Last week, the Alphabet-owned research lab DeepMind announced that it is making AlphaFold 2.0 source code public. This AI-based algorithm predicts the shape of proteins, a major challenge in the healthcare and life sciences field. With this decision, DeepMind hopes to offer easy access and better research opportunities to the scientific community in areas such as drug discovery.
Proteins consist of amino acids and are the building blocks of tissues, muscles, hair, antibodies, and other enzymes. They underpin every biological process ever known to us. Each protein has an intricate 3D shape that defines what it does and how it works. However, deducing the structure of proteins is a very tedious, tricky and time-consuming task. Existing methods, such as X-ray crystallography, Nuclear Magnetic Resonance spectroscopy, or cryogenic electron microscopy, cost millions of dollars and employ a laborious trial and error approach.
In 2016, DeepMind began to tackle the protein folding problem by leveraging artificial intelligence. In 2018, AlphaFold 1.0 was released, though it wasn’t good enough to employ researchers in the field. After further research, AlphaFold 2.0 was released in December 2020 and the algorithm has been making waves ever since.
Sign up for your weekly dose of what's up in emerging technology.
It is an upgrade over the previous version. It is composed of a system of subnetworks integrated into a single differentiable end-to-end model based on pattern recognition and trained to function as an integrated platform.
This algorithm is a neural net, quite similar to the one used for image recognition. The input in the algorithm is the information about protein sequences. First, this model estimates the distance between every single residue in the protein structure. This distance data on every such protein collected is then parsed through a smooth gradient technique, which folds the protein into a structure compatible with the distance measured in the previous step. Finally, the algorithm combines all distance predictions with the Rosetta energy function to redefine the final structure.
Open-sourcing AlphaFold 2.0
From diagnosing fatal diseases to drug discovery, the knowledge of a protein structure will enable us to tackle problems previously thought impossible. Predicting protein structure could be useful in future pandemic response efforts as well. Protein structure predictions could also contribute to understanding specific diseases with a small number of specialist groups. In the future, unlocking protein shapes could help scientists better understand the natural world and perhaps expand existing knowledge of life itself.
DeepMind has a reputation for being secretive about its work. But when it described AlphaFold 2 in a brief presentation at CASP last year, it promised that it would soon publish the paper outlining the details of the project. David Baker, whose team developed the RoseTTaFold, expressed his frustration at this apparent secrecy of DeepMind. He said, “Among academics, there was a fair amount of doom and gloom. If someone has solved the problem you’re working on but doesn’t disclose how they did it, how do you continue working on it?”

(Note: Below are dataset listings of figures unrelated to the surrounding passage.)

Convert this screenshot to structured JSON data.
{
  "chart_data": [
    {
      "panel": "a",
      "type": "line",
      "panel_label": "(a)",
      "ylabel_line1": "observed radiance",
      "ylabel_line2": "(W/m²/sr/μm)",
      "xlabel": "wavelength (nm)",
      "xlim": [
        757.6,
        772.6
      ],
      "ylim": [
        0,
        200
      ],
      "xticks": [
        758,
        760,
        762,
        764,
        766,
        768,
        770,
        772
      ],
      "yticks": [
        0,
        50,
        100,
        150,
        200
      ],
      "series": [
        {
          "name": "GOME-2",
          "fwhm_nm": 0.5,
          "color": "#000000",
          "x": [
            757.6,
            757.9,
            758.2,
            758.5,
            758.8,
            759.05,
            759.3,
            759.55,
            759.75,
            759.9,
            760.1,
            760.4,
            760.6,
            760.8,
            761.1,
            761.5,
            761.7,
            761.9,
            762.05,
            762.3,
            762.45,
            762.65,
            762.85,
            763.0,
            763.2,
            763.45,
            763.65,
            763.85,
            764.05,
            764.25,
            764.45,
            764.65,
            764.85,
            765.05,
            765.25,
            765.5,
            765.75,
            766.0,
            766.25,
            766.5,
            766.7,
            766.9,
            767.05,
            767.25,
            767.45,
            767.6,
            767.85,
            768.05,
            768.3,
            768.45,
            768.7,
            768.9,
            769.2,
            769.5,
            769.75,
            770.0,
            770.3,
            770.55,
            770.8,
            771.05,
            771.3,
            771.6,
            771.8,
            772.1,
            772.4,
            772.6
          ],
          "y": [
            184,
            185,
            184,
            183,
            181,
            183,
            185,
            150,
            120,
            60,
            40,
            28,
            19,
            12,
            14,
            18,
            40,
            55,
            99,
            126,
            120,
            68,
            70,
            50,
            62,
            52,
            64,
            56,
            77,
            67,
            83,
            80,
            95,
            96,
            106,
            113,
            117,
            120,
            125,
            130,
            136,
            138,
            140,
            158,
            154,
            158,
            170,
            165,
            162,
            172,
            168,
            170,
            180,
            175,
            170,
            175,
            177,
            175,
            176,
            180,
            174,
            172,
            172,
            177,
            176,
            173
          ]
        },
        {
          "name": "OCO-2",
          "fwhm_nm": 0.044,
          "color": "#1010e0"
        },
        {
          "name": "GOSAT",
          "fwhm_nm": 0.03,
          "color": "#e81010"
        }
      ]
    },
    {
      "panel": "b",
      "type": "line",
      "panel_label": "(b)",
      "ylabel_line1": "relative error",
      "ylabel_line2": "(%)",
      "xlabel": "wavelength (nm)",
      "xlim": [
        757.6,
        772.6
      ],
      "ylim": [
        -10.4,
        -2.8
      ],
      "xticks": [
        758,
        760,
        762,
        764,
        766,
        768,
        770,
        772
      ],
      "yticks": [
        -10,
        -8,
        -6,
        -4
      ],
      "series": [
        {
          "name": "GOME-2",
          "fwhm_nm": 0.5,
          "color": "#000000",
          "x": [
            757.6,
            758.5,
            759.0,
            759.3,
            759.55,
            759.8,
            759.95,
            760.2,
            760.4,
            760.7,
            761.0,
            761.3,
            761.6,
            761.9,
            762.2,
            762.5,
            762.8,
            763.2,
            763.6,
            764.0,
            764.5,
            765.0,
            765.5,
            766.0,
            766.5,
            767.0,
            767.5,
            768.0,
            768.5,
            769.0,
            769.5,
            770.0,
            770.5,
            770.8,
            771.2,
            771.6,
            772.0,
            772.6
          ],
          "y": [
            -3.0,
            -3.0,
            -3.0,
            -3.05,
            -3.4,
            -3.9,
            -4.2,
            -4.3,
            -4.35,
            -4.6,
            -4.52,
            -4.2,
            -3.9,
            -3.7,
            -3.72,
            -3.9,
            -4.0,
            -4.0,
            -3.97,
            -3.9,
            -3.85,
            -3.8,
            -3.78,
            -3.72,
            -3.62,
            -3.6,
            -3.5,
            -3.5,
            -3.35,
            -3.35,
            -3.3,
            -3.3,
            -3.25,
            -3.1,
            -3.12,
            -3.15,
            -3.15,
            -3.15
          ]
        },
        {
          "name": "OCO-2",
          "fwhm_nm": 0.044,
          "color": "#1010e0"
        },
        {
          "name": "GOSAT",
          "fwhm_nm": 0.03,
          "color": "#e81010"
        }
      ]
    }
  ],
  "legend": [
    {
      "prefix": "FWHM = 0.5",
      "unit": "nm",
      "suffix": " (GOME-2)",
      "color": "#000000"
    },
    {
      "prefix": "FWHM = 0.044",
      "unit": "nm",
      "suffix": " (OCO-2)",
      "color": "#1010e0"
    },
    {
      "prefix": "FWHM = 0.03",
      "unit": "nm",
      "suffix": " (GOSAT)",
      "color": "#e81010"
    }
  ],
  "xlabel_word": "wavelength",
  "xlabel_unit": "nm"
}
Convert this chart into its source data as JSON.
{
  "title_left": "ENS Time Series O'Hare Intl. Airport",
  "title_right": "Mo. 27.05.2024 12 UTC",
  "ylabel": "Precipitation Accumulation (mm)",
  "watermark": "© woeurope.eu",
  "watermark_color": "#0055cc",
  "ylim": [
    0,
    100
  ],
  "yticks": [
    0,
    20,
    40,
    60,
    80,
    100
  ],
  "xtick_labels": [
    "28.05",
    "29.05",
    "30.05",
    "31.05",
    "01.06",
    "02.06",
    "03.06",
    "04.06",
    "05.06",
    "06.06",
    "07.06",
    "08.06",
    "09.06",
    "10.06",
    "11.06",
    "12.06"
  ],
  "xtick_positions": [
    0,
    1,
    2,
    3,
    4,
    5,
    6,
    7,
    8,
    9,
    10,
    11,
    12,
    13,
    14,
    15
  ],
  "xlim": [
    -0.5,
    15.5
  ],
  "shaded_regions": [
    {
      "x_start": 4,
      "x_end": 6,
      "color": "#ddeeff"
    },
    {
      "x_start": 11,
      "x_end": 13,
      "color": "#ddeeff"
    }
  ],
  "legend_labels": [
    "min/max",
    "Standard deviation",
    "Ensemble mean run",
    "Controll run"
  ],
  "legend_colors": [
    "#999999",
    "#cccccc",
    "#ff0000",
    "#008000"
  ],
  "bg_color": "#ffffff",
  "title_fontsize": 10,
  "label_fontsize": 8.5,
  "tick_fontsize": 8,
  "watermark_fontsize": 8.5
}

These concerns are put to rest with DeepMind’s decision to open-source AlphaFold 2.0. As per AlphaFold researcher John Jumper, the open-source version is 16 times faster and can generate structures in minutes to hours, depending on protein’s size.
Although the source code is freely available now, it may not be useful for researchers without technical expertise. Pushmeet Kohli, the head of AI for science at DeepMind, has collaborated with select organisations and researchers to predict specific targets and broaden access.
AlphaFold & RoseTTAFold
Inspired by AlphaFold 2.0, a team of researchers from the University of Washington created an alternative open-source model RoseTTAFold. The team claimed that their model achieved similar results as AlphaFold 2.0, under lower computational costs. Soon after, DeepMind published a new paper in Nature magazine giving the details behind the AlphaFold 2.0 model and also open-sourcing the code.
Two ground-breaking algorithms about the same problem in the span of a single week don’t feel like just a coincidence. Besides the speculation, we can’t ignore that some competition has definitely benefited the research community.